I’ve never done any actual play logs here at Nevermet Press, and that probably will not change. However, I have been thinking about chronicling my experience as a Game Master. Specifically, I’d like to put some concepts of mine, as well as advice and tricks found on the internet, to the test.
From the Ashes
My gaming group has been through some twists and turns recently, suffering a lot of drama between and surrounding a few members. So it’s been months since I’ve played or ran anything (I still want to finish that Pathfinder Age of Worms game!).
However, last weekend I made the trip down to the backwaters where my gaming group convenes and we, the four remaining members, were trying to decide what to play. I had brought a plethora of RPGs with me including World of Darkness/Vampire: Requiem, All Flesh Must Be Eaten, Alpha Omega, Star Wars Saga Edition, and Mutants & Masterminds. We picked Star Wars SE and they picked me to Game Master.
I was wholly unprepared to run anything, but after a relatively quick character creation session, I managed to craft on the fly a decent beginning to a swashbuckling space adventure. The first lesson the players learned was that having everyone play a Jedi left huge gaps in skills that I made fairly important (like mechanics and pilot). The second lesson was that huge breaches in a ship’s hull are lethal.
I’d like everyone to be able to play a Jedi, because that is 99% of the reason to play in the Star Wars universe! So in light of the skills gap, I am considering letting everyone create a second, non-Jedi character.
7 Ps of Game Mastering
Proper Prior Planning Prevents Piss Poor Performance. Ok, I ripped that out my good ol’ days of being enlisted in the U.S. Marine Corps, but it is applicable. I am pretty freakin’ decent at improvising a story on the fly, but I think I’m even better when I have had an opportunity to plan things out.
I began jotting down notes from the previous session, trying to remember all those fictitious names I spouted out at random and then I fleshed out the PCs’ current location, gave myself a few NPCs to work with, and made notes about the local attraction (which is where much of the “adventure” will occur).
These things are not detailed, but it gives me enough information that I can easily extrapolate at the table. It also prevents me from confusing which made-up-name guy did what. I also like to jot down about 3-4 adventure hooks per location, and work in characters and elements related to those things throughout the course of the PCs’ time at those locations.
I also decided to create a Campaign Charter, which is my fancy version of one of those social contracts that received a decent amount of attention on the RPG Blogs last year (well, that is at least when I read the most about them). If you would like to read more about social contracts, I recommend RPG Athenaeum’s social contract article.
I should note that I do not call mine a contract, because that word carries with it a lot of negative connotations.

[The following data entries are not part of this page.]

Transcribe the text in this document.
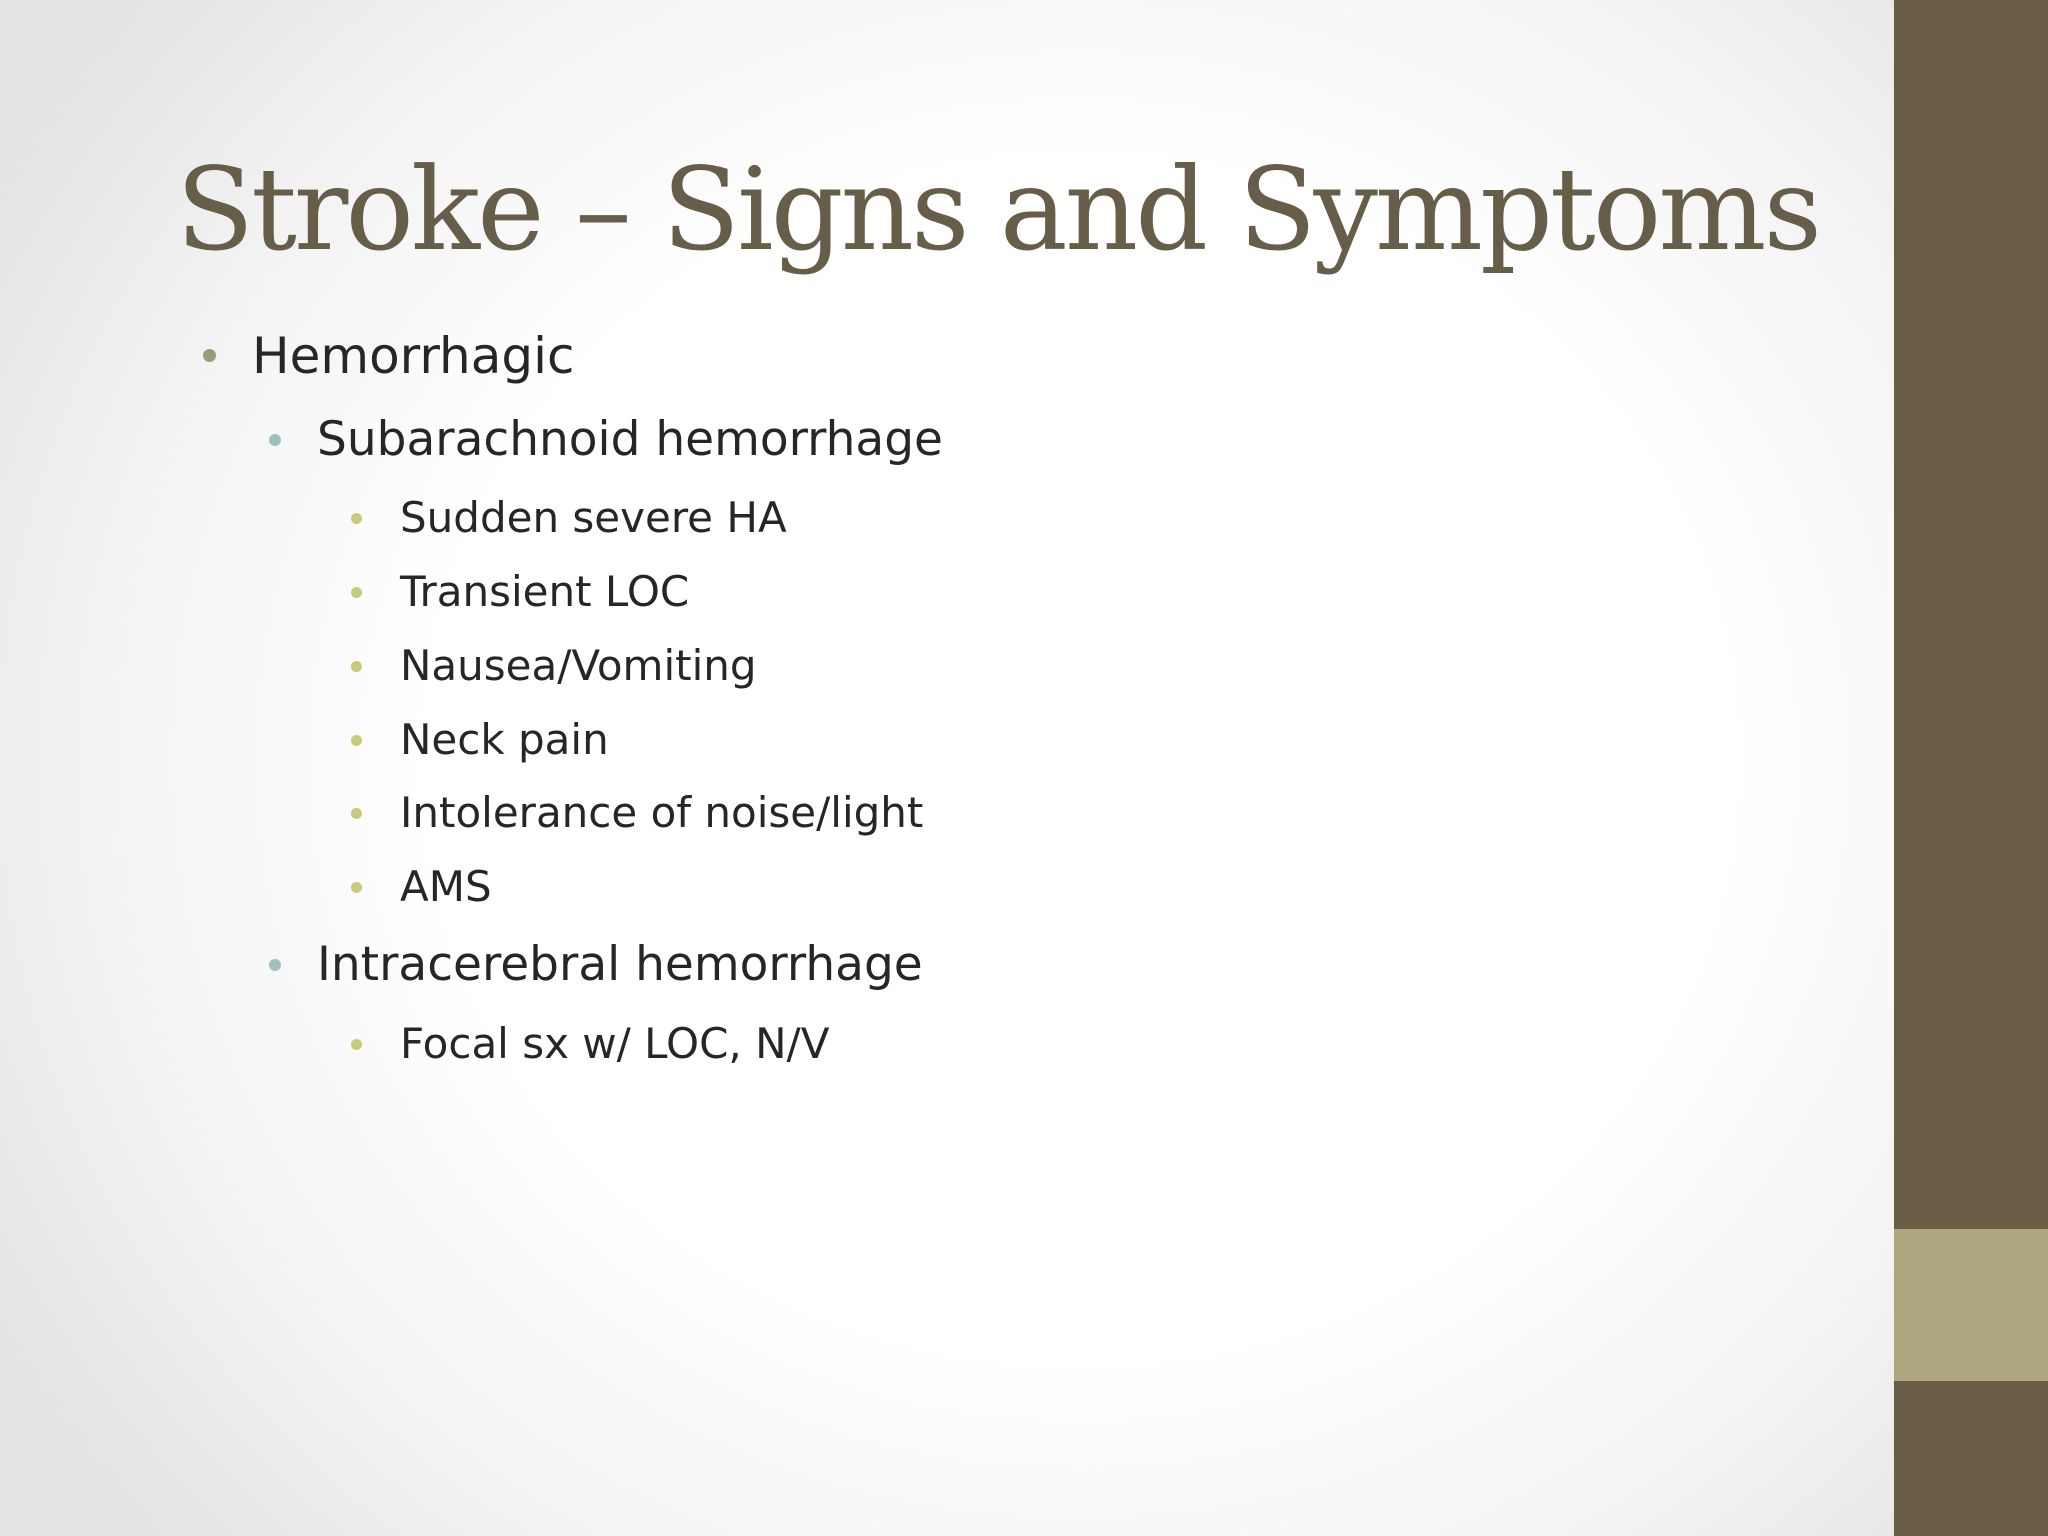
Stroke – Signs and Symptoms
Hemorrhagic
Subarachnoid hemorrhage
Sudden severe HA
Transient LOC
Nausea/Vomiting
Neck pain
Intolerance of noise/light
AMS
Intracerebral hemorrhage
Focal sx w/ LOC, N/V
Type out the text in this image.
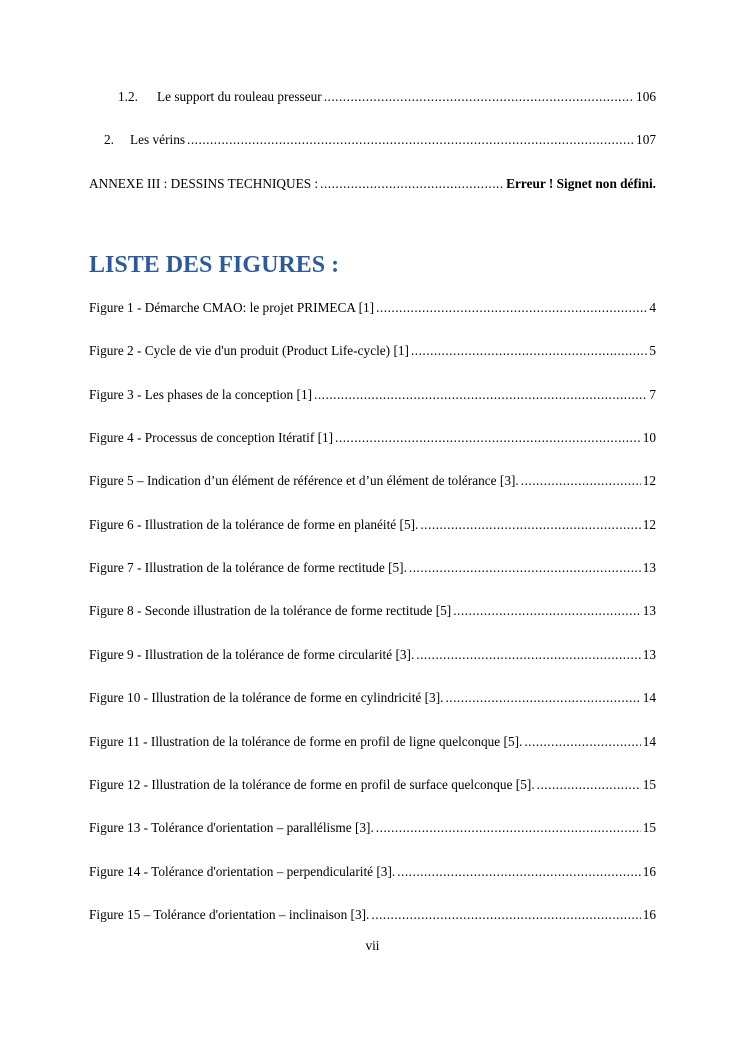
1.2. Le support du rouleau presseur .....	106
2. Les vérins .....	107
ANNEXE III : DESSINS TECHNIQUES : .....	Erreur ! Signet non défini.
LISTE DES FIGURES :
Figure 1 - Démarche CMAO: le projet PRIMECA [1] .....	4
Figure 2 - Cycle de vie d'un produit (Product Life-cycle) [1] .....	5
Figure 3 - Les phases de la conception [1] .....	7
Figure 4 - Processus de conception Itératif [1] .....	10
Figure 5 – Indication d’un élément de référence et d’un élément de tolérance [3]. .....	12
Figure 6 - Illustration de la tolérance de forme en planéité [5]. .....	12
Figure 7 - Illustration de la tolérance de forme rectitude [5]. .....	13
Figure 8 - Seconde illustration de la tolérance de forme rectitude [5] .....	13
Figure 9 - Illustration de la tolérance de forme circularité [3]. .....	13
Figure 10 - Illustration de la tolérance de forme en cylindricité [3]. .....	14
Figure 11 - Illustration de la tolérance de forme en profil de ligne quelconque [5]. .....	14
Figure 12 - Illustration de la tolérance de forme en profil de surface quelconque [5]. .....	15
Figure 13 - Tolérance d'orientation – parallélisme [3]. .....	15
Figure 14 - Tolérance d'orientation – perpendicularité [3]. .....	16
Figure 15 – Tolérance d'orientation – inclinaison [3]. .....	16
vii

I consider it a set of guidelines that we all agree to uphold during the course of the campaign. So basically, it just makes it easier for me to kill things that bog-down gameplay.
The first order of business in the downtime between sessions this week was to determine what kind of play style I wanted to support: story-driven or location-based. I’m opting for a hybrid method by actually including plots in my sandbox.
I am a huge fan of sandbox style play, in that the players can choose their adventure instead of being spoon-fed a story. However, making the Star Wars universe a sandbox sounds like a monumental task for a GM. So I’m taking an easy route by creating several locations that can be fitted onto almost any planet. I’m creating locations with themes: jungle, urban, desert, frozen, starship, space station, asteroid, lava, gaseous, and underwater. It’s still a ton of work, but it’s manageable.
On the other hand, I also enjoy epic stories and the Star Wars universe was built upon one of the most epic and memorable stories ever. So having a SWSE game without an opportunity to partake in some enormous, galaxy shaking plot doesn’t seem right. So, I plan on weaving several meta-plots through campaign. The players can decide if they act on any or all parts of it; regardless, there will be consequences either way.
So, in the future, I plan to see how well the implementation of my ideas works. I especially look forward to see if the Campaign Charter curbs any of the game sapping behavior I’m trying to eliminate. Look for future installments of this journal as long as the campaign doesn’t implode first.